If you needed more proof that GenAI is prone to making things up, Google's Gemini chatbot, formerly Bard, thinks the 2024 Super Bowl has already happened. He even has (fictitious) statistics to confirm it.
By a Reddit thread, Gemini, powered by Google's GenAI models of the same name, answers questions about Super Bowl LVIII as if the game ended yesterday – or weeks before. Like many bookmakers, he seems to favor the Chiefs over the 49ers (sorry, San Francisco fans).
Gemini embellishes quite creatively, in at least one case giving a breakdown of player stats suggesting Kansas Chief quarterback Patrick Mahomes ran for 286 yards for two touchdowns and an interception compared to 253 rushing yards and a touchdown from Brock Purdy.
It's not just Gemini. Microsoft's Copilot chatbot also insists the game is over and provides erroneous quotes to support this claim. But – perhaps reflecting a San Francisco bias! – it is said that it was the 49ers, not the Chiefs, who emerged victorious “with a final score of 24-21.”
Copilot is powered by a GenAI model similar, if not identical, to the model that underpins OpenAI's ChatGPT (GPT-4).

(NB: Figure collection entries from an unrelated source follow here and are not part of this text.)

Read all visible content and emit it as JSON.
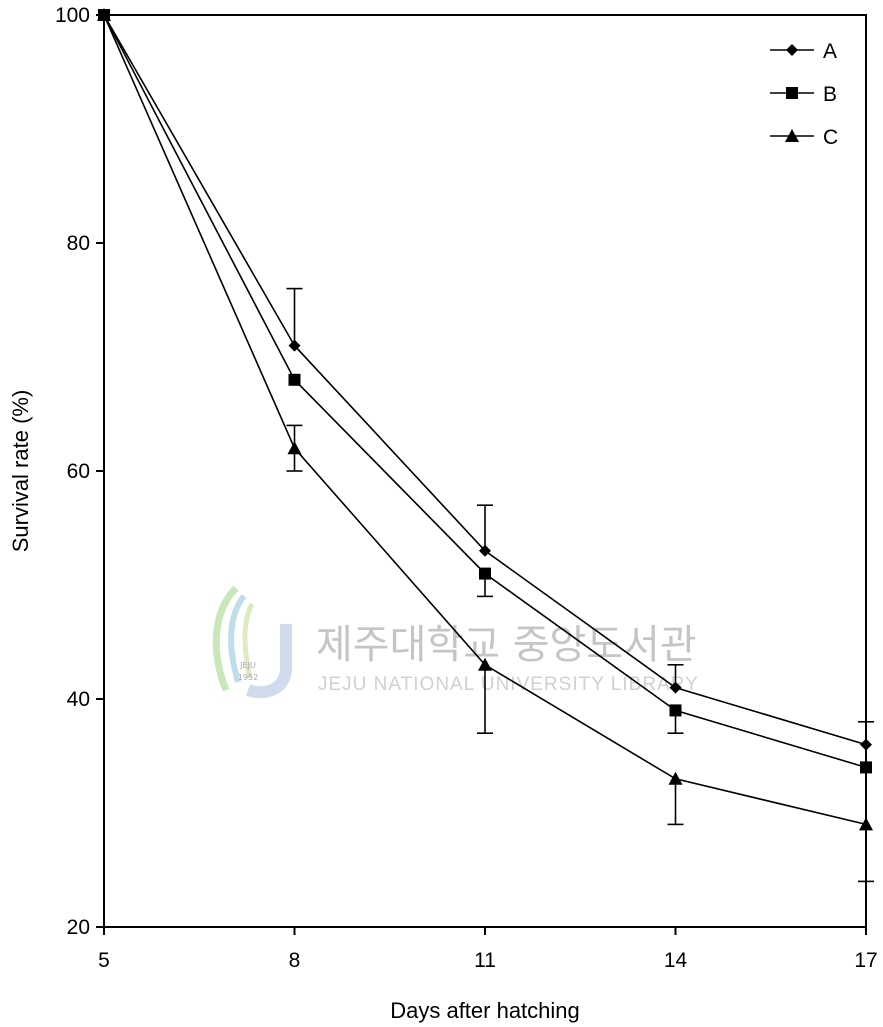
{
  "chart_data": {
    "type": "line",
    "title": "",
    "xlabel": "Days after hatching",
    "ylabel": "Survival rate (%)",
    "x": [
      5,
      8,
      11,
      14,
      17
    ],
    "xticks": [
      "5",
      "8",
      "11",
      "14",
      "17"
    ],
    "yticks": [
      "20",
      "40",
      "60",
      "80",
      "100"
    ],
    "xlim": [
      5,
      17
    ],
    "ylim": [
      20,
      100
    ],
    "grid": false,
    "legend_position": "top-right",
    "series": [
      {
        "name": "A",
        "marker": "diamond",
        "values": [
          100,
          71,
          53,
          41,
          36
        ],
        "error_upper": [
          null,
          76,
          57,
          43,
          38
        ],
        "error_lower": [
          null,
          null,
          null,
          null,
          null
        ]
      },
      {
        "name": "B",
        "marker": "square",
        "values": [
          100,
          68,
          51,
          39,
          34
        ],
        "error_upper": [
          null,
          null,
          null,
          null,
          null
        ],
        "error_lower": [
          null,
          null,
          49,
          37,
          null
        ]
      },
      {
        "name": "C",
        "marker": "triangle",
        "values": [
          100,
          62,
          43,
          33,
          29
        ],
        "error_upper": [
          null,
          64,
          null,
          null,
          null
        ],
        "error_lower": [
          null,
          60,
          37,
          29,
          24
        ]
      }
    ]
  },
  "watermark": {
    "korean": "제주대학교 중앙도서관",
    "english": "JEJU NATIONAL UNIVERSITY LIBRARY",
    "seal_text": "JEJU",
    "seal_year": "1952"
  }
}
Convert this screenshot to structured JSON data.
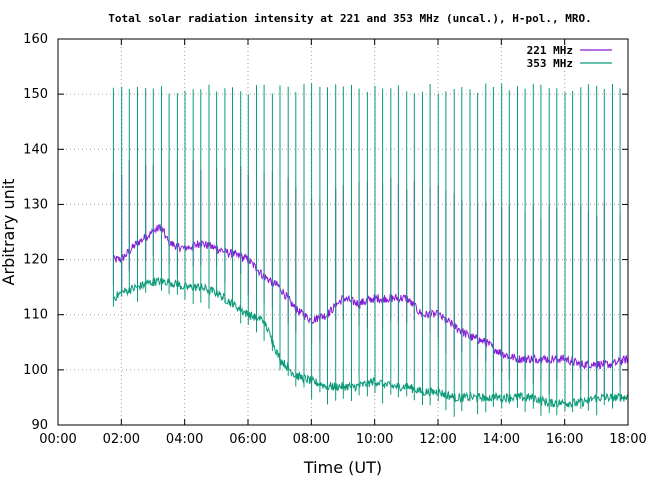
{
  "chart_data": {
    "type": "line",
    "title": "Total solar radiation intensity at 221 and 353 MHz (uncal.), H-pol., MRO.",
    "xlabel": "Time (UT)",
    "ylabel": "Arbitrary unit",
    "xlim": [
      "00:00",
      "18:00"
    ],
    "ylim": [
      90,
      160
    ],
    "x_ticks": [
      "00:00",
      "02:00",
      "04:00",
      "06:00",
      "08:00",
      "10:00",
      "12:00",
      "14:00",
      "16:00",
      "18:00"
    ],
    "y_ticks": [
      "90",
      "100",
      "110",
      "120",
      "130",
      "140",
      "150",
      "160"
    ],
    "grid": true,
    "legend_position": "top-right",
    "calibration_spike_interval_minutes": 15,
    "series": [
      {
        "name": "221 MHz",
        "color": "#8b1adb",
        "x": [
          "01:45",
          "02:00",
          "02:30",
          "03:00",
          "03:15",
          "03:30",
          "04:00",
          "04:30",
          "05:00",
          "05:30",
          "06:00",
          "06:30",
          "07:00",
          "07:30",
          "08:00",
          "08:30",
          "09:00",
          "09:30",
          "10:00",
          "10:30",
          "11:00",
          "11:30",
          "12:00",
          "12:30",
          "13:00",
          "13:30",
          "14:00",
          "14:30",
          "15:00",
          "15:30",
          "16:00",
          "16:30",
          "17:00",
          "17:30",
          "18:00"
        ],
        "values": [
          120,
          120,
          123,
          125,
          126,
          123,
          122,
          123,
          122,
          121,
          120,
          117,
          115,
          111,
          109,
          110,
          113,
          112,
          113,
          113,
          113,
          110,
          110,
          108,
          106,
          105,
          103,
          102,
          102,
          102,
          102,
          101,
          101,
          101,
          102
        ]
      },
      {
        "name": "353 MHz",
        "color": "#0d9a7a",
        "x": [
          "01:45",
          "02:00",
          "02:30",
          "03:00",
          "03:15",
          "03:30",
          "04:00",
          "04:30",
          "05:00",
          "05:30",
          "06:00",
          "06:30",
          "07:00",
          "07:30",
          "08:00",
          "08:30",
          "09:00",
          "09:30",
          "10:00",
          "10:30",
          "11:00",
          "11:30",
          "12:00",
          "12:30",
          "13:00",
          "13:30",
          "14:00",
          "14:30",
          "15:00",
          "15:30",
          "16:00",
          "16:30",
          "17:00",
          "17:30",
          "18:00"
        ],
        "values": [
          113,
          114,
          115,
          116,
          116,
          116,
          115,
          115,
          114,
          112,
          110,
          109,
          102,
          99,
          98,
          97,
          97,
          97,
          98,
          97,
          97,
          96,
          96,
          95,
          95,
          95,
          95,
          95,
          95,
          94,
          94,
          94,
          95,
          95,
          95
        ]
      }
    ]
  }
}
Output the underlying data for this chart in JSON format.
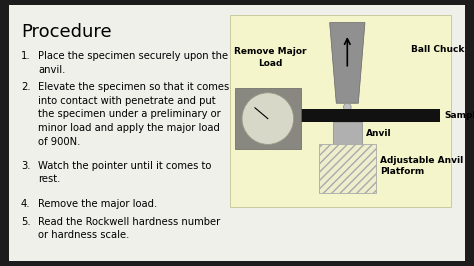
{
  "bg_color": "#1c1c1c",
  "slide_bg": "#f0f0eb",
  "title": "Procedure",
  "steps": [
    [
      "1.",
      "Place the specimen securely upon the\nanvil."
    ],
    [
      "2.",
      "Elevate the specimen so that it comes\ninto contact with penetrate and put\nthe specimen under a preliminary or\nminor load and apply the major load\nof 900N."
    ],
    [
      "3.",
      "Watch the pointer until it comes to\nrest."
    ],
    [
      "4.",
      "Remove the major load."
    ],
    [
      "5.",
      "Read the Rockwell hardness number\nor hardness scale."
    ]
  ],
  "diagram_bg": "#f5f5cc",
  "diagram_labels": {
    "remove_major_load": "Remove Major\nLoad",
    "ball_chuck": "Ball Chuck",
    "sample": "Sample",
    "anvil": "Anvil",
    "adjustable": "Adjustable Anvil\nPlatform"
  },
  "title_fontsize": 13,
  "step_fontsize": 7.2,
  "label_fontsize": 6.2,
  "label_fontsize_bold": 6.5
}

But in my testing, ChatGPT was reluctant to make the same mistake.
This is all rather silly – and perhaps resolved now, given that this reporter hasn't had a chance to reproduce Gemini's responses in the Reddit thread. (I'd be shocked if Microsoft wasn't also working on a fix.) But it also illustrates the major limitations of current GenAI — and the dangers of putting too much trust in it.
GenAI models have no real intelligence. Powered by a large number of examples typically from the public web, AI models learn the likelihood of data (e.g. text) occurring based on patterns, including the context of all surrounding data.
This probability-based approach works remarkably well at scale. But even if the range of words and their probabilities are likely arriving at a text that makes sense is far from certain. LLMs can generate something grammatically correct but absurd, for example, like the statement about the Golden Gate. Or they may tell untruths, propagating inaccuracies in their training data.
The Super Bowl misinformation is certainly not the most harmful example of GenAI going haywire. This distinction probably lies in endorsing – approve torture, to strenghten ethnic and racial stereotypes or write convincingly on conspiracy theories. It is, however, a useful reminder to verify the claims of GenAI robots. Chances are this isn't true.